Kevin Spacey: American Beauty (winner)
Denzel Washington: The Hurricane
Russell Crowe: The Insider
Richard Farnsworth: The Straight Story
Sean Penn: Sweet and Lowdown
1999 was quite a fine year for actors. Of course, when it comes to Oscar nominations, a lot of those performances are going to be in the sort of movies that Oscar tends to either overlook or actively avoid, depending on your point of view. Horror, comedy, science fiction, and action movies rarely twigs anything when it comes to Oscar, but it was a good year for these categories. In fact, I could probably come up with two full sets of nominees just in those categories. We can start with perhaps Tim Allen and definitely Alan Rickman in the criminally underseen Galaxy Quest. eXistenZ didn’t get great critical acclaim, but I like what Jude Law does in it. I don’t know that Keanu Reeves really deserves an Oscar nomination for The Matrix, but it might be the closest he’s come. Laurence Fishburne very well might (as might Hugo Weaving), although both are likely supporting. Nominating both Ron Livingston for Office Space and Robert Carlyle for Ravenous aren’t truly serious suggestions, but I like both movies a great deal. The same is true of Forest Whitaker and Ghost Dog: The Way of the Samurai, although there is a part of me that thinks that nomination could be argued. I like the idea of Johnny Depp in The Ninth Gate, although if I can only nominate one person for that film, I’m give the nom to Frank Langella (in a supporting role). Bruce Willis could be easily argued for The Sixth Sense, but in all ways I prefer Kevin Bacon in Stir of Echoes. I’d also call out Brendan Fraser for a purely entertaining performance in The Mummy. So, let’s talk movies that Oscar might like. Jim Carrey, because he’s Jim Carrey, was skipped for Man on the Moon. Fight Club being what it is probably got both Edward Norton and Brad Pitt overlooked. I’m not sure why John Cusack was ignored for Being John Malkovich, something I’m happy to say despite really disliking that movie. I could see Matt Damon nominated for The Talented Mr. Ripley, and the same for Tobey Maguire in The Cider House Rules. But really, how did Tom Hanks get ignored for The Green Mile?

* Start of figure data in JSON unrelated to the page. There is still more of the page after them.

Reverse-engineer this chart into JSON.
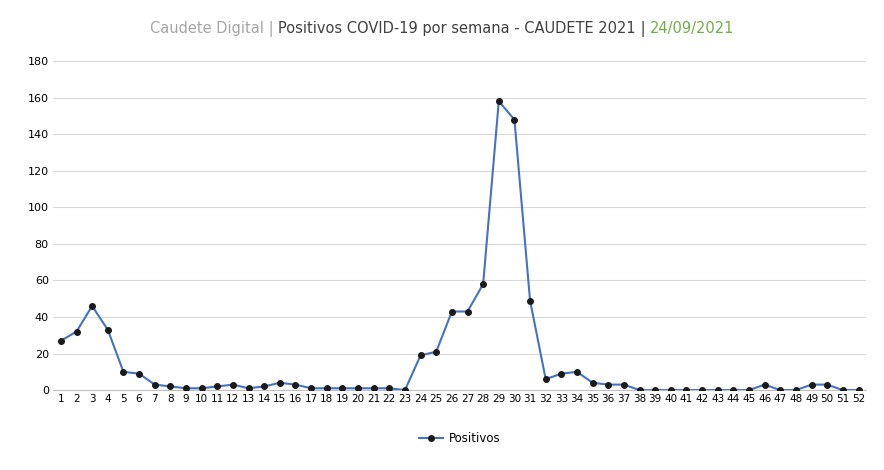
{
  "title_left": "Caudete Digital",
  "title_sep": " | ",
  "title_main": "Positivos COVID-19 por semana - CAUDETE 2021",
  "title_date_sep": " | ",
  "title_date": "24/09/2021",
  "x_values": [
    1,
    2,
    3,
    4,
    5,
    6,
    7,
    8,
    9,
    10,
    11,
    12,
    13,
    14,
    15,
    16,
    17,
    18,
    19,
    20,
    21,
    22,
    23,
    24,
    25,
    26,
    27,
    28,
    29,
    30,
    31,
    32,
    33,
    34,
    35,
    36,
    37,
    38,
    39,
    40,
    41,
    42,
    43,
    44,
    45,
    46,
    47,
    48,
    49,
    50,
    51,
    52
  ],
  "y_values": [
    27,
    32,
    46,
    33,
    10,
    9,
    3,
    2,
    1,
    1,
    2,
    3,
    1,
    2,
    4,
    3,
    1,
    1,
    1,
    1,
    1,
    1,
    0,
    19,
    21,
    43,
    43,
    58,
    158,
    148,
    49,
    6,
    9,
    10,
    4,
    3,
    3,
    0,
    0,
    0,
    0,
    0,
    0,
    0,
    0,
    3,
    0,
    0,
    3,
    3,
    0,
    0
  ],
  "line_color": "#4472C4",
  "marker_color": "#1a1a1a",
  "background_color": "#ffffff",
  "ylim": [
    0,
    180
  ],
  "yticks": [
    0,
    20,
    40,
    60,
    80,
    100,
    120,
    140,
    160,
    180
  ],
  "legend_label": "Positivos",
  "title_left_color": "#a5a5a5",
  "title_main_color": "#404040",
  "title_date_color": "#70AD47",
  "grid_color": "#d9d9d9",
  "title_fontsize": 10.5,
  "tick_fontsize": 7.5,
  "ytick_fontsize": 8.0
}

Weeding through the Nominees
5. Taken subjectively, Russell Crowe’s performance in The Insider is not my least favorite of the five nominees. So why would I put him fifth? Because this nomination breaks a cardinal rule for me when it comes to an acting nomination: he’s not the most compelling actor on the screen when he’s on the screen. Gun to my head, I’d rather see a nomination here for Al Pacino, who is measured in the sort of role that could have been his sort of over-the-top screaming fest but isn’t. Crowe is good, but both Pacino and Supporting Actor snub Christopher Plummer always pull the focus.
4. Sean Penn’s performance in Sweet and Lowdown is one that I am going to be admittedly biased against because I dislike the character so intensely. Penn is rarely less than good, and in this movie he might well be better than simply good, but that’s so hard to determine since the character is so unpleasant in so many ways. It takes a great deal for me to overcome that. Penn simply can’t get over the hump of my not wanting to be in the same room with the character to put him higher than fourth place.

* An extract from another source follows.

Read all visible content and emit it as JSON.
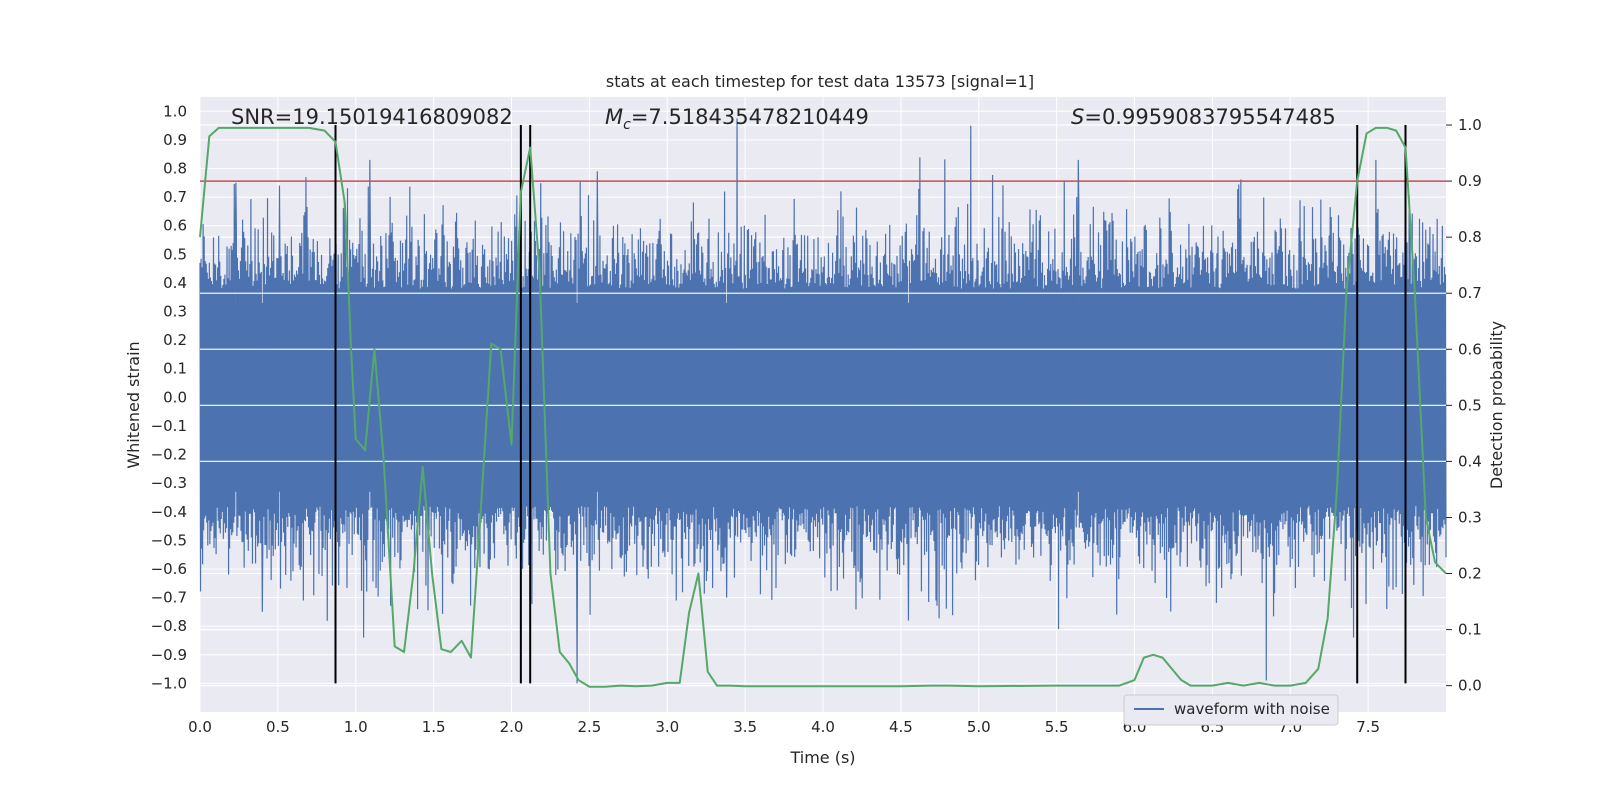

3. I like Denzel Washington a lot more often than I don’t. When he’s given good material, he is a very compelling actor no matter the story. With The Hurricane, it’s hard to dislike Washington in the role, but it’s easy for me to find a lot of fault with the movie itself. Historically, The Hurricane is an absolute train wreck, but since it’s a movie about racism, that’s very easy to lose. It’s also not Washington’s fault. He’s good in this, but in a lot of ways, we’ve seen him do this role or similar before.
2. I have avoided this award for a couple of years because I wasn’t sure I wanted to address Kevin Spacey in American Beauty. I like the performance a great deal because of how angry it is and because of just how much contempt Spacey can fit into a line delivery. That’s always been what he did best, and American Beauty is one of his better roles. Objectively, this is a worthy nomination and an understandable win, even if it’s not the way I would have taken this award. That said, there is a part of me that wonders how I would be voting of not for the past several years of revelations about him.
1. The main reason I’m tapping Richard Farnsworth for The Straight Story is that the vast majority of the movie is Farnsworth. He carries 90% of the story on his back and he never falters with it. It’s such an odd tale made all the odder because it’s based on a real story. Farnsworth’s main job is to take this extraordinary piece of reality and make it not just believable (which he does) but also human (which he does perfectly). A less compelling performance would have sold it, but Farnsworth gives this everything he has in every frame. Different nominations would make a different race, but he’s still my guy.